Jeffrey Sachs: World Economy Needs Overhaul Toward Sustainability to Avoid Worse Crisis

Dig for Victory

by Jeffrey Sachs


The global economic crisis will be with us for a generation, not just a year or two, because it is really a transition to sustainability. The scarcity of primary commodities and damage from climate change in recent years helped destabilise the world economy and gave rise to the current crisis. Soaring food and fuel prices and major natural disasters played an important role in undermining financial markets, household purchasing power, and even political stability.

So an essential policy that developed and developing countries should pursue in overcoming the crisis is to build infrastructure suitable for the 21st century. This includes an efficient electricity grid fed by renewable energy; fibre and wireless networks that carry telephony and broadband internet; water, irrigation, and sewage systems that efficiently use and recycle fresh water; urban and inter-city public transit systems; safer roads; and networks of protected natural areas that conserve biodiversity and the habitats of threatened species.

These investments are needed in the short term to offset the decline in worldwide consumption spending that underlies the global recession. More importantly, they are needed in the long term, because a world of 6.8bn people (and rising) simply cannot sustain economic growth unless it adopts sustainable technologies that economise on scarce natural resources.

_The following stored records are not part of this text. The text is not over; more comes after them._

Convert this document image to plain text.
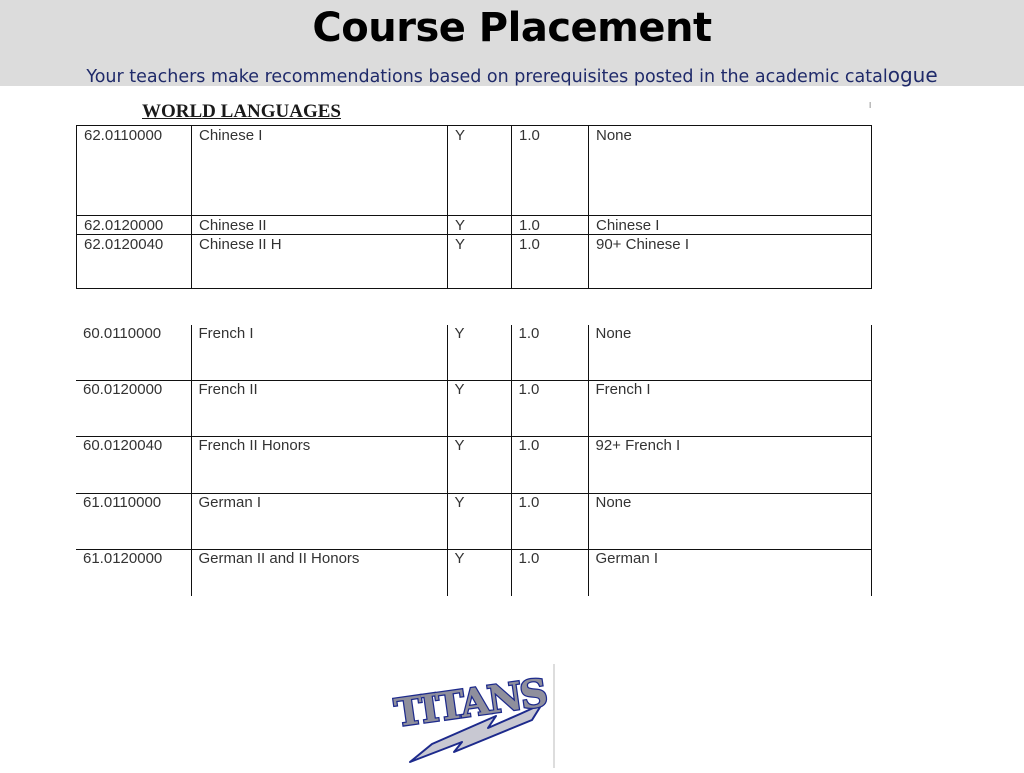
Course Placement
Your teachers make recommendations based on prerequisites posted in the academic catalogue
WORLD LANGUAGES	I
62.0110000	Chinese I	Y	1.0	None
62.0120000	Chinese II	Y	1.0	Chinese I
62.0120040	Chinese II H	Y	1.0	90+ Chinese I
60.0110000	French I	Y	1.0	None
60.0120000	French II	Y	1.0	French I
60.0120040	French II Honors	Y	1.0	92+ French I
61.0110000	German I	Y	1.0	None
61.0120000	German II and II Honors	Y	1.0	German I
TITANS
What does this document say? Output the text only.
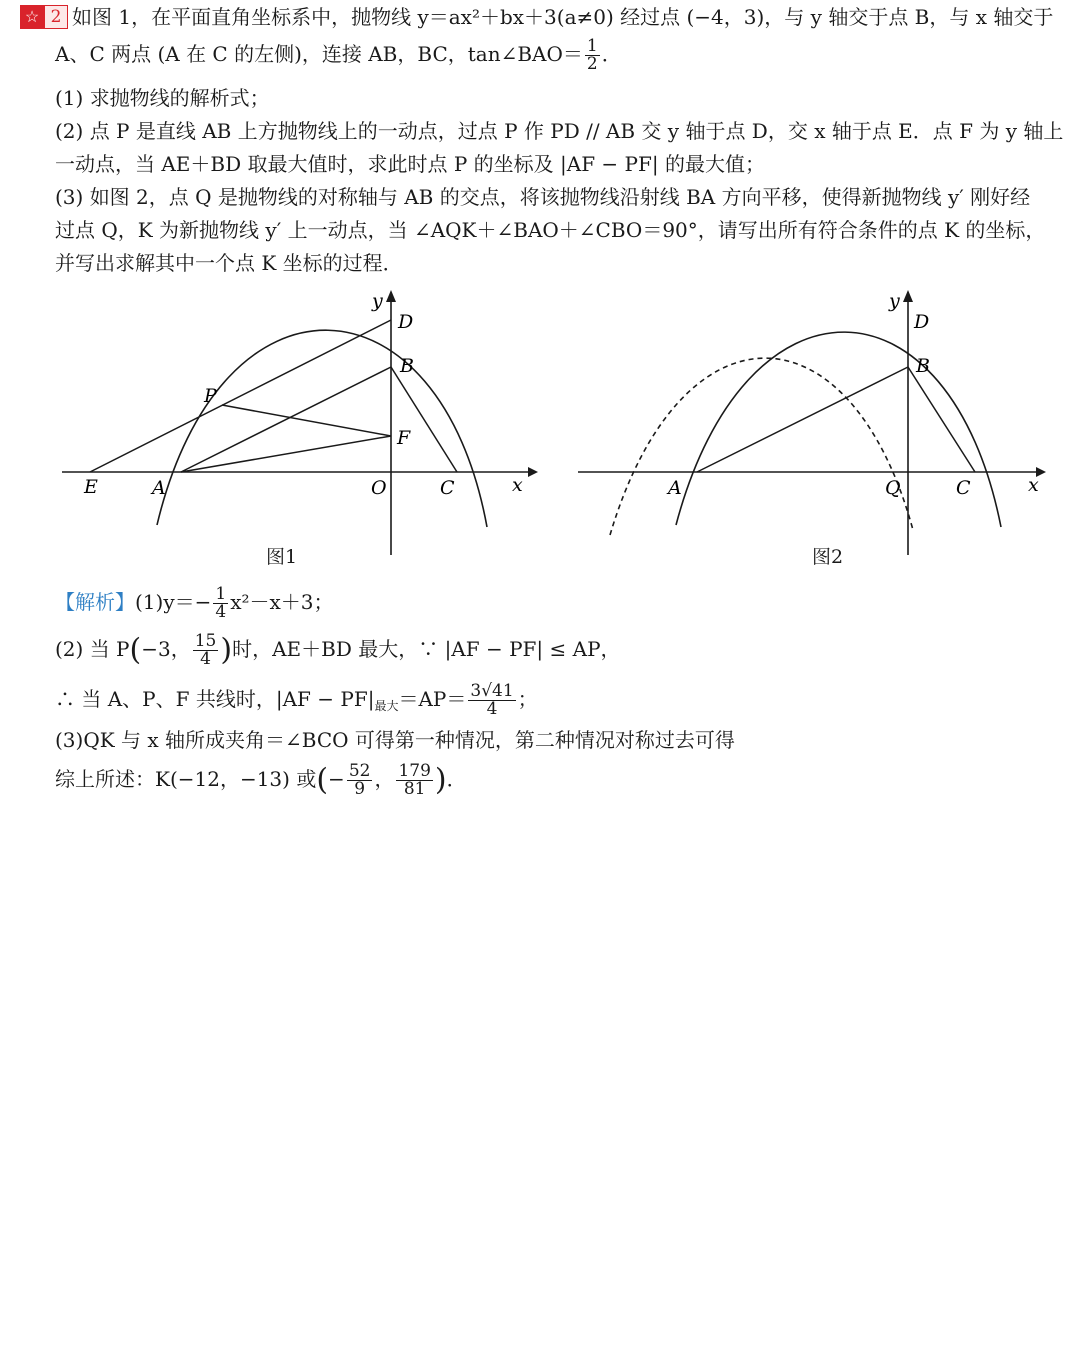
☆ 2 如图 1，在平面直角坐标系中，抛物线 y＝ax²＋bx＋3(a≠0) 经过点 (−4，3)，与 y 轴交于点 B，与 x 轴交于
A、C 两点 (A 在 C 的左侧)，连接 AB，BC，tan∠BAO＝ $\frac{1}{2}$ ．
(1) 求抛物线的解析式；
(2) 点 P 是直线 AB 上方抛物线上的一动点，过点 P 作 PD // AB 交 y 轴于点 D，交 x 轴于点 E．点 F 为 y 轴上
一动点，当 AE＋BD 取最大值时，求此时点 P 的坐标及 |AF − PF| 的最大值；
(3) 如图 2，点 Q 是抛物线的对称轴与 AB 的交点，将该抛物线沿射线 BA 方向平移，使得新抛物线 y′ 刚好经
过点 Q，K 为新抛物线 y′ 上一动点，当 ∠AQK＋∠BAO＋∠CBO＝90°，请写出所有符合条件的点 K 的坐标，
并写出求解其中一个点 K 坐标的过程．
y
x
D
B
P
F
E	A	O	C
图1
y
x
D
B
A	Q	C
图2
【解析】$(1)y=- \frac{1}{4} x^2-x+3$；
(2) 当 P(−3， $\frac{15}{4}$ )时，AE＋BD 最大，∵ |AF − PF| ≤ AP，
∴ 当 A、P、F 共线时，$|AF - PF|_{最大}=AP= \frac{3√41}{4}$ ；
(3)QK 与 x 轴所成夹角＝∠BCO 可得第一种情况，第二种情况对称过去可得
综上所述：K(−12，−13) 或(− $\frac{52}{9}$ ， $\frac{179}{81}$ )．
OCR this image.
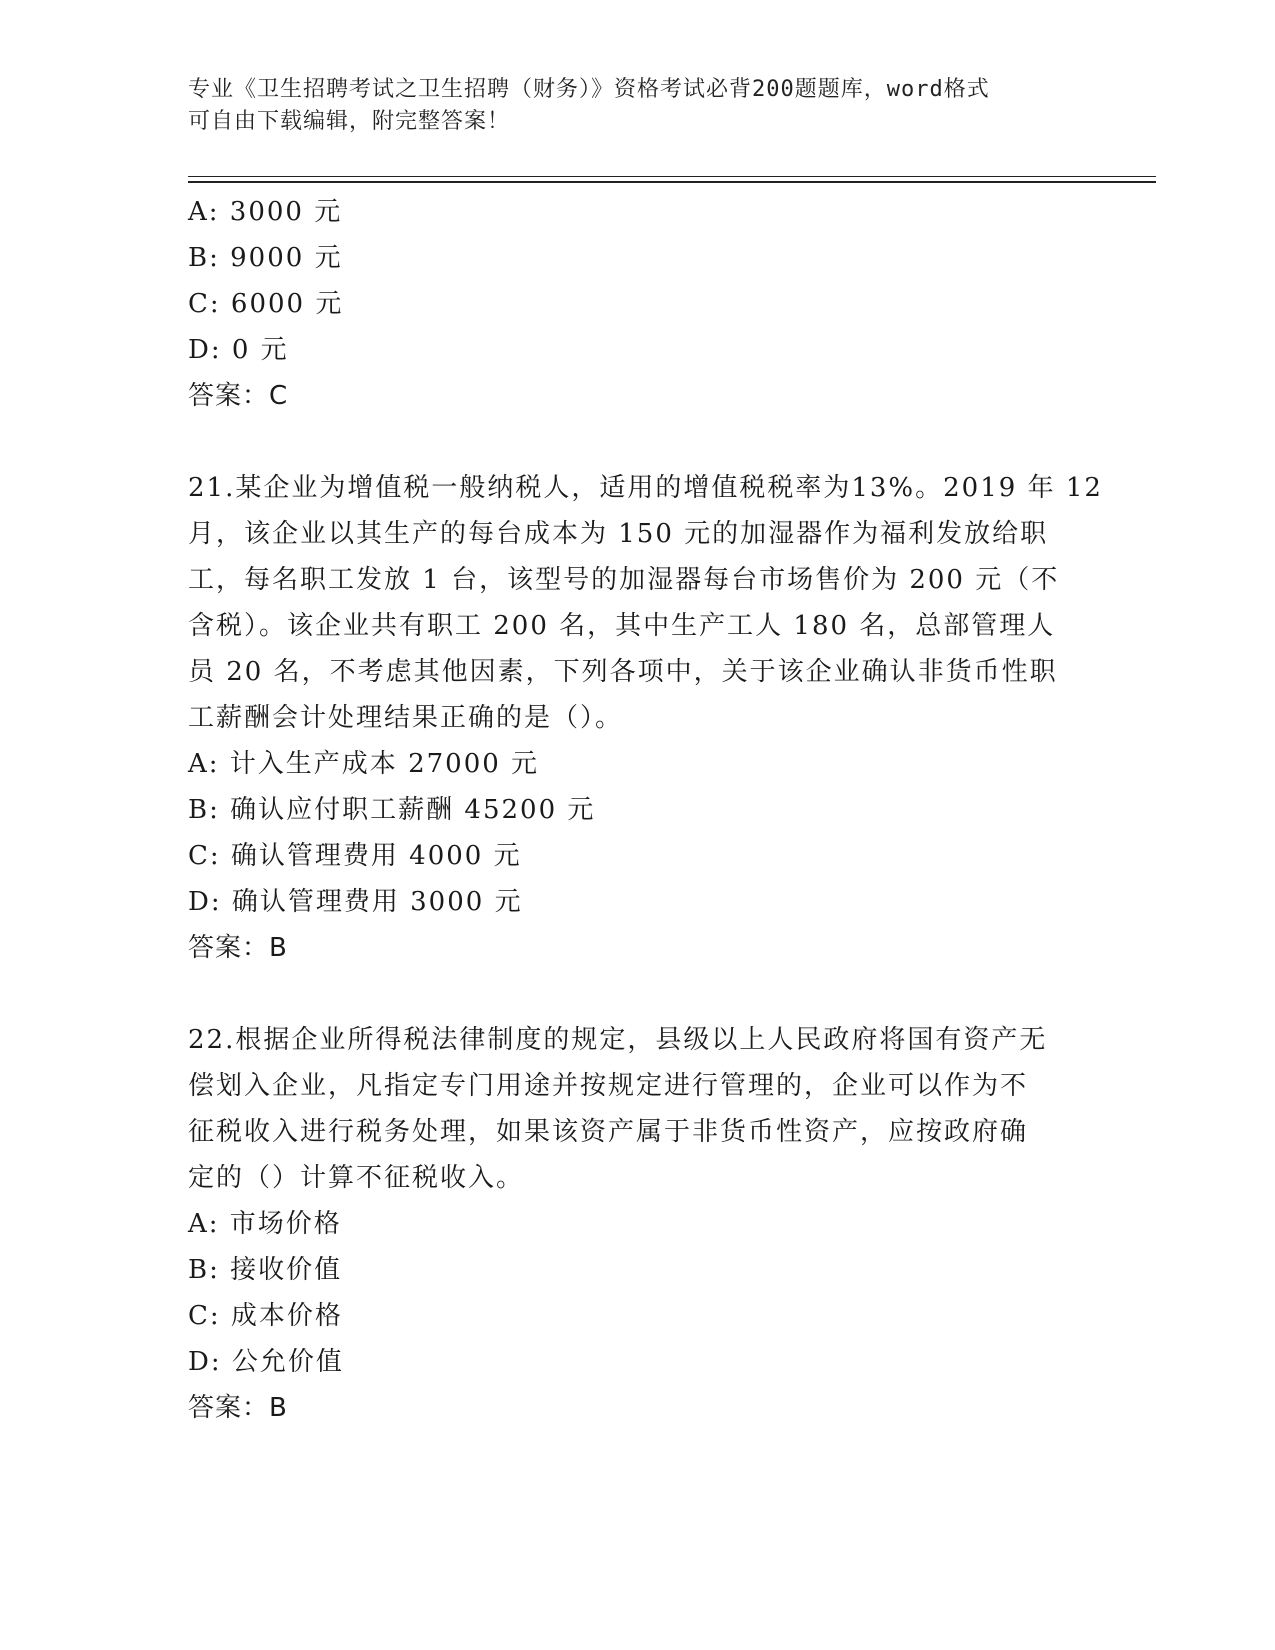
专业《卫生招聘考试之卫生招聘（财务）》资格考试必背200题题库，word格式
可自由下载编辑，附完整答案！
A: 3000 元
B: 9000 元
C: 6000 元
D: 0 元
答案：C
21.某企业为增值税一般纳税人，适用的增值税税率为13%。2019 年 12
月，该企业以其生产的每台成本为 150 元的加湿器作为福利发放给职
工，每名职工发放 1 台，该型号的加湿器每台市场售价为 200 元（不
含税）。该企业共有职工 200 名，其中生产工人 180 名，总部管理人
员 20 名，不考虑其他因素，下列各项中，关于该企业确认非货币性职
工薪酬会计处理结果正确的是（）。
A: 计入生产成本 27000 元
B: 确认应付职工薪酬 45200 元
C: 确认管理费用 4000 元
D: 确认管理费用 3000 元
答案：B
22.根据企业所得税法律制度的规定，县级以上人民政府将国有资产无
偿划入企业，凡指定专门用途并按规定进行管理的，企业可以作为不
征税收入进行税务处理，如果该资产属于非货币性资产，应按政府确
定的（）计算不征税收入。
A: 市场价格
B: 接收价值
C: 成本价格
D: 公允价值
答案：B
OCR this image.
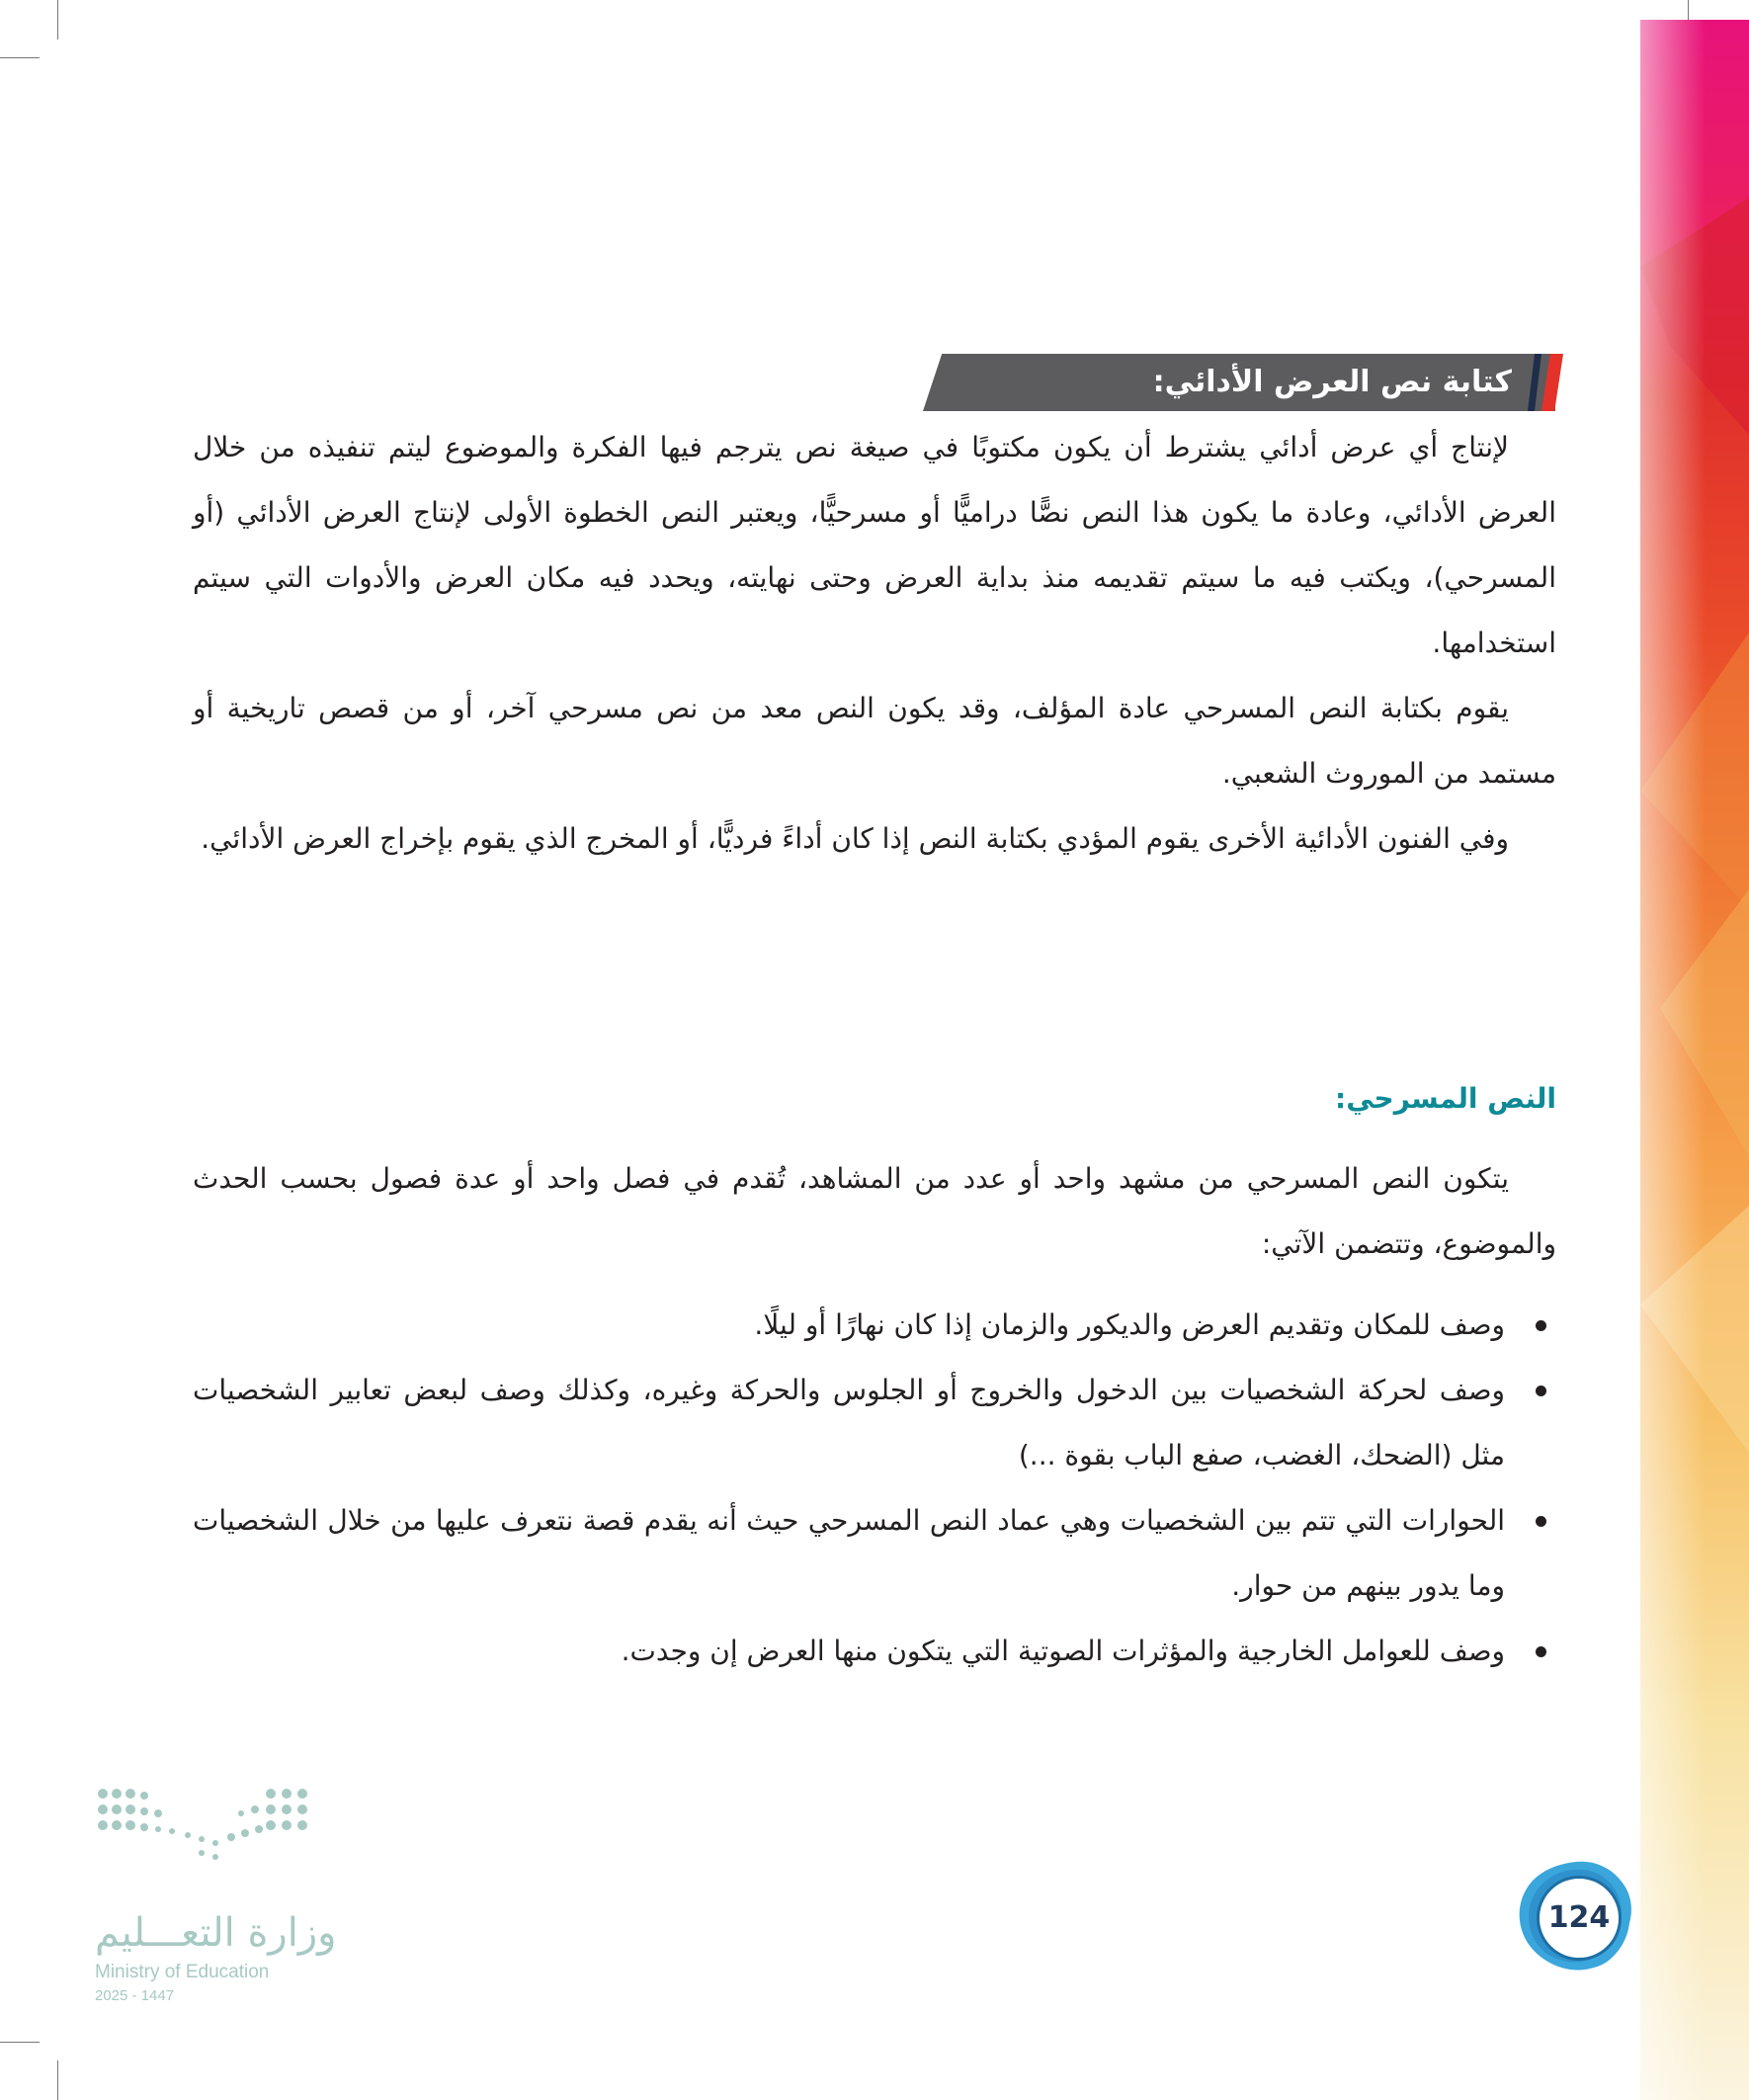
كتابة نص العرض الأدائي:

لإنتاج أي عرض أدائي يشترط أن يكون مكتوبًا في صيغة نص يترجم فيها الفكرة والموضوع ليتم تنفيذه من خلال العرض الأدائي، وعادة ما يكون هذا النص نصًّا دراميًّا أو مسرحيًّا، ويعتبر النص الخطوة الأولى لإنتاج العرض الأدائي (أو المسرحي)، ويكتب فيه ما سيتم تقديمه منذ بداية العرض وحتى نهايته، ويحدد فيه مكان العرض والأدوات التي سيتم استخدامها.

يقوم بكتابة النص المسرحي عادة المؤلف، وقد يكون النص معد من نص مسرحي آخر، أو من قصص تاريخية أو مستمد من الموروث الشعبي.

وفي الفنون الأدائية الأخرى يقوم المؤدي بكتابة النص إذا كان أداءً فرديًّا، أو المخرج الذي يقوم بإخراج العرض الأدائي.

النص المسرحي:

يتكون النص المسرحي من مشهد واحد أو عدد من المشاهد، تُقدم في فصل واحد أو عدة فصول بحسب الحدث والموضوع، وتتضمن الآتي:

وصف للمكان وتقديم العرض والديكور والزمان إذا كان نهارًا أو ليلًا.
وصف لحركة الشخصيات بين الدخول والخروج أو الجلوس والحركة وغيره، وكذلك وصف لبعض تعابير الشخصيات مثل (الضحك، الغضب، صفع الباب بقوة ...)
الحوارات التي تتم بين الشخصيات وهي عماد النص المسرحي حيث أنه يقدم قصة نتعرف عليها من خلال الشخصيات وما يدور بينهم من حوار.
وصف للعوامل الخارجية والمؤثرات الصوتية التي يتكون منها العرض إن وجدت.
وزارة التعـــليم
Ministry of Education
2025 - 1447
124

...every part of the world has a huge backlog of vital infrastructure investments. It is time for a concerted global effort to bring those projects on line...

...American and European economic advisers generally believe that a short sharp stimulus will be enough to restore economic growth. This is wrong. What will be needed is an overhaul of the world economy towards sustainability.

...policymakers in the rich world believe that they can continue to neglect the developing world or leave it to its fate in global markets. This is also a recipe for global failure, and even future conflict. Developed countries will have to do far more to help poor countries through the transition to sustainability. Whereas most of the"stimulus" legislation to date has been short term and inward-looking, increased funding for sustainable infrastructure in poor countries would provide a powerful boost to richer economies...

The G20 meeting in London on 2 April offers hope for a true global effort to repair the failing world economy. This is the time and place to launch the global drive toward sustainability. If we fail to meet the challenge, the global crisis will endanger the world for years to come.